6 Responses to “26e Victoires de la Musique, entre consensualité et modernité.”

  • Je suis plutôt d’accord avec toi dans l’ensemble. Zaz m’insupporte et quand je vois Christophe Mae j’ai envie de le giflé! Déjà je n’aime pas sa voix et ses textes je les trouvent sans grand intérêt quant à sa musique elle m’emmerde. Gaétan Roussel méritait amplement ses récompenses.

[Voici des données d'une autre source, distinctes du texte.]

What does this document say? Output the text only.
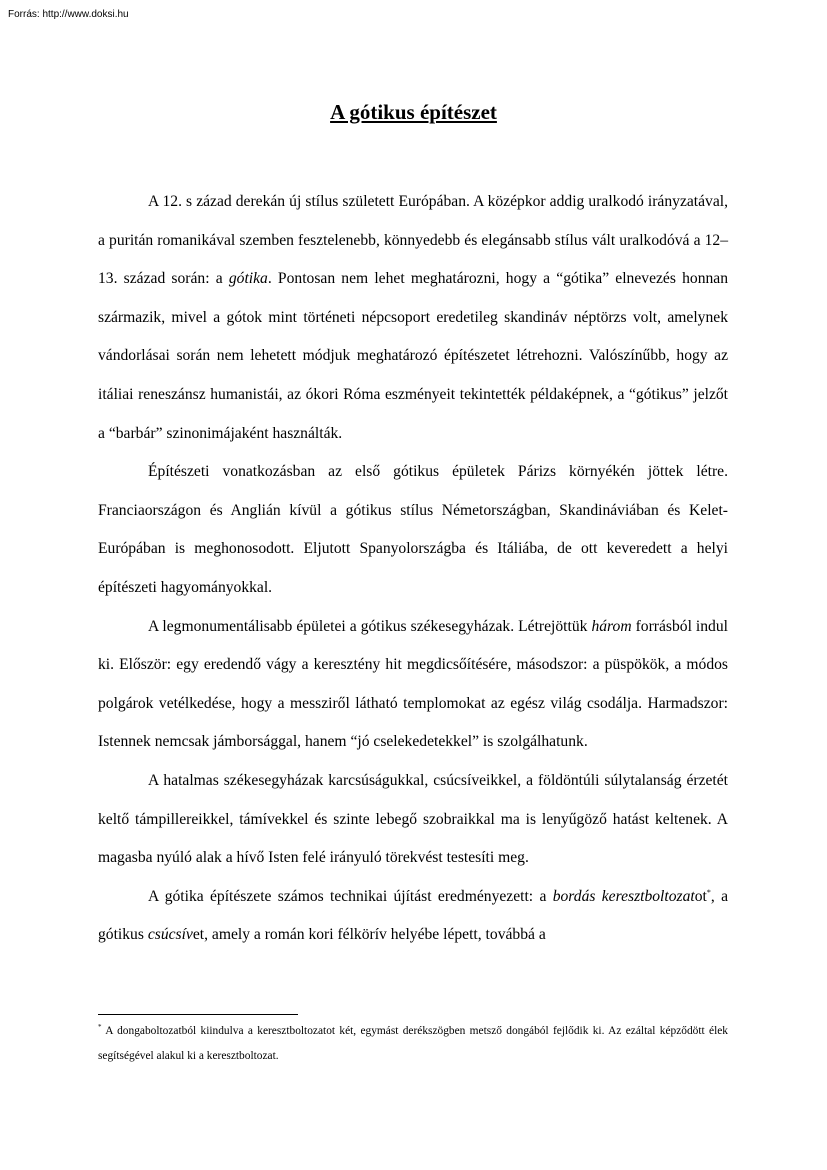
Forrás: http://www.doksi.hu
A gótikus építészet

A 12. s zázad derekán új stílus született Európában. A középkor addig uralkodó irányzatával, a puritán romanikával szemben fesztelenebb, könnyedebb és elegánsabb stílus vált uralkodóvá a 12–13. század során: a gótika. Pontosan nem lehet meghatározni, hogy a “gótika” elnevezés honnan származik, mivel a gótok mint történeti népcsoport eredetileg skandináv néptörzs volt, amelynek vándorlásai során nem lehetett módjuk meghatározó építészetet létrehozni. Valószínűbb, hogy az itáliai reneszánsz humanistái, az ókori Róma eszményeit tekintették példaképnek, a “gótikus” jelzőt a “barbár” szinonimájaként használták.

Építészeti vonatkozásban az első gótikus épületek Párizs környékén jöttek létre. Franciaországon és Anglián kívül a gótikus stílus Németországban, Skandináviában és Kelet-Európában is meghonosodott. Eljutott Spanyolországba és Itáliába, de ott keveredett a helyi építészeti hagyományokkal.

A legmonumentálisabb épületei a gótikus székesegyházak. Létrejöttük három forrásból indul ki. Először: egy eredendő vágy a keresztény hit megdicsőítésére, másodszor: a püspökök, a módos polgárok vetélkedése, hogy a messziről látható templomokat az egész világ csodálja. Harmadszor: Istennek nemcsak jámborsággal, hanem “jó cselekedetekkel” is szolgálhatunk.

A hatalmas székesegyházak karcsúságukkal, csúcsíveikkel, a földöntúli súlytalanság érzetét keltő támpillereikkel, támívekkel és szinte lebegő szobraikkal ma is lenyűgöző hatást keltenek. A magasba nyúló alak a hívő Isten felé irányuló törekvést testesíti meg.

A gótika építészete számos technikai újítást eredményezett: a bordás keresztboltozatot*, a gótikus csúcsívet, amely a román kori félkörív helyébe lépett, továbbá a

* A dongaboltozatból kiindulva a keresztboltozatot két, egymást derékszögben metsző dongából fejlődik ki. Az ezáltal képződött élek segítségével alakul ki a keresztboltozat.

Sauf que j’aurais donné le trophée de l’album de l’année à Hindi Zahra. 1ère raison parce qu’elle le méritait tout autant et 2ème raison parce qu’il y aurait eu un peu plus de pluralité. Quant à la soirée je l’ai trouvé un peu ennuyeuse je trouvais que ça manquais un peu de punch. Mais elle était déjà mieux animée que celle qui avait été retransmise sur France 4 . voilà pour mon avis.

  • Avatar de
    Mademoiselle H

    mais stop avec zaz elle en à d’autre des chansons ! et zut oui un chanteur n’a qu’une voix normale qu’on la retrouve dans toutes ses chansons tu dis quoi de ray charles hallyday le king Jackson et Compagnie

    soso serieux tu vas revenir à la maison toi si çà continue !

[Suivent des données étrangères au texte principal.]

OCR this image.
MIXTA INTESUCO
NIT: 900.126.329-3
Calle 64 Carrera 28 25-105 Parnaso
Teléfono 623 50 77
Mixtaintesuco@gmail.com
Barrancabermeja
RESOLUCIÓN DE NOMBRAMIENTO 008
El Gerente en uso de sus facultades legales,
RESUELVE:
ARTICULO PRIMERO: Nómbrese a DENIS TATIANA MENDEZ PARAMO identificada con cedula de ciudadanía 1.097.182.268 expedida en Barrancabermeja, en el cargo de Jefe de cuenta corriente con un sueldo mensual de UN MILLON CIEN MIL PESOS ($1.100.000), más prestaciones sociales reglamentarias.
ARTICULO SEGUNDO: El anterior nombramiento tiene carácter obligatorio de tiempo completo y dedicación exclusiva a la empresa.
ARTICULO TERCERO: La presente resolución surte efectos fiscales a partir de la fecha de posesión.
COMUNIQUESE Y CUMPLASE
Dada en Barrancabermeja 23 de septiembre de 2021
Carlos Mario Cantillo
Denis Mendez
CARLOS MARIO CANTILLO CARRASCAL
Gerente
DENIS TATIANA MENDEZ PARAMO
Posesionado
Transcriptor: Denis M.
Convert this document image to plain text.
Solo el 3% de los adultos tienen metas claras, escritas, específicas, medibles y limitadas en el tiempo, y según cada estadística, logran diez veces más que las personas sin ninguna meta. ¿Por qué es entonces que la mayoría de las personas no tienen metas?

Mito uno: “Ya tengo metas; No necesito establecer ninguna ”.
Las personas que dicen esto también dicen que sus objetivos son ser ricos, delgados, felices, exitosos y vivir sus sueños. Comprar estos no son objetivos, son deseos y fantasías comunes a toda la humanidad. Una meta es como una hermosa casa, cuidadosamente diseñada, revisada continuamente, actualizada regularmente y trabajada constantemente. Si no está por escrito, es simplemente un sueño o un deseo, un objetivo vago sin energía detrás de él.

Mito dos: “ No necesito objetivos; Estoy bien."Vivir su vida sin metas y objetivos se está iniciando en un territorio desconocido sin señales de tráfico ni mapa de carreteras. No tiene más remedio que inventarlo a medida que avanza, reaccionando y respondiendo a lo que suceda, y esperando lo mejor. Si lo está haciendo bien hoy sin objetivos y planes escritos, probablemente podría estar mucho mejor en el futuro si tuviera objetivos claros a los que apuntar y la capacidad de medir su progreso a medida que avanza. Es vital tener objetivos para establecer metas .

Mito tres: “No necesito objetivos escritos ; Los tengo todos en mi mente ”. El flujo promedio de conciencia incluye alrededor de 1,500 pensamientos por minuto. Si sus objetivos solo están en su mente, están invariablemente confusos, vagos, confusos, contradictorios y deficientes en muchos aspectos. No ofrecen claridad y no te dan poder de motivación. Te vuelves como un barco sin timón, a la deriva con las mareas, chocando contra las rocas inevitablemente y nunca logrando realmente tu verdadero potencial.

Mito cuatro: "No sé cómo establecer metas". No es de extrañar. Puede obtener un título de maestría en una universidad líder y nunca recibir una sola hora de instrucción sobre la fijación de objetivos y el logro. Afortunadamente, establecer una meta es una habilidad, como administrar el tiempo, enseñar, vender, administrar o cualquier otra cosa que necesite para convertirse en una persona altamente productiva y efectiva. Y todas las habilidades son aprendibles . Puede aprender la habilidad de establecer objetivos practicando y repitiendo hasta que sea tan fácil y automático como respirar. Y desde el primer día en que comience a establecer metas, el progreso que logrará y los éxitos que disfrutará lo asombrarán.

    mais l’oncle sam ou soul je sais pas j’aime beaucoup

    http://www.youtube.com/watch?v=qp7t5ZW9fm4

    çà c’est cadeau tu vas bien te marrer !

  • @Mademoiselle H : Non, le problème, ce n’est pas spécifiquement cette chanson, c’est que je trouve que Zaz chante comme une chèvre, c’est tout. Et pour avoir écouté d’autres titres de son album, je suis désolée, je préfère encore écouter Cœur de Pirate (qui a aussi une voix qui m’agace, mais qui a l’avantage de chanter des bonnes chansons).
    @Jess : c’est le propre des soirées de gala. On s’y fait chier. Et puis il n’y a plus les manifs d’intermittents du spectacle pour apporter un poil d’ambiance. J’ai beaucoup aimé aussi quand quelqu’un dans le public a balancé une vanne sur Philippe Val. De toutes façons, hier soir, Marie Drucker était en forme. Certainement qu’elle va mettre son oncle à l’amende.

  • Avatar de
    Mademoiselle H

    laisse lui le temps de se faire son propre répertoire c’est avec le temps qu’on se bonifie ! (j’adore ce mot )

  • http://www.youtube.com/watch?v=qp7t5ZW9fm4
    T’es sûre, ma Chieuse ? T’es VRAIMENT sûre ?

  • Avatar de
    Mademoiselle H

    OUIIIIIIIIIIIIIIIIIII (sure de quoi ? )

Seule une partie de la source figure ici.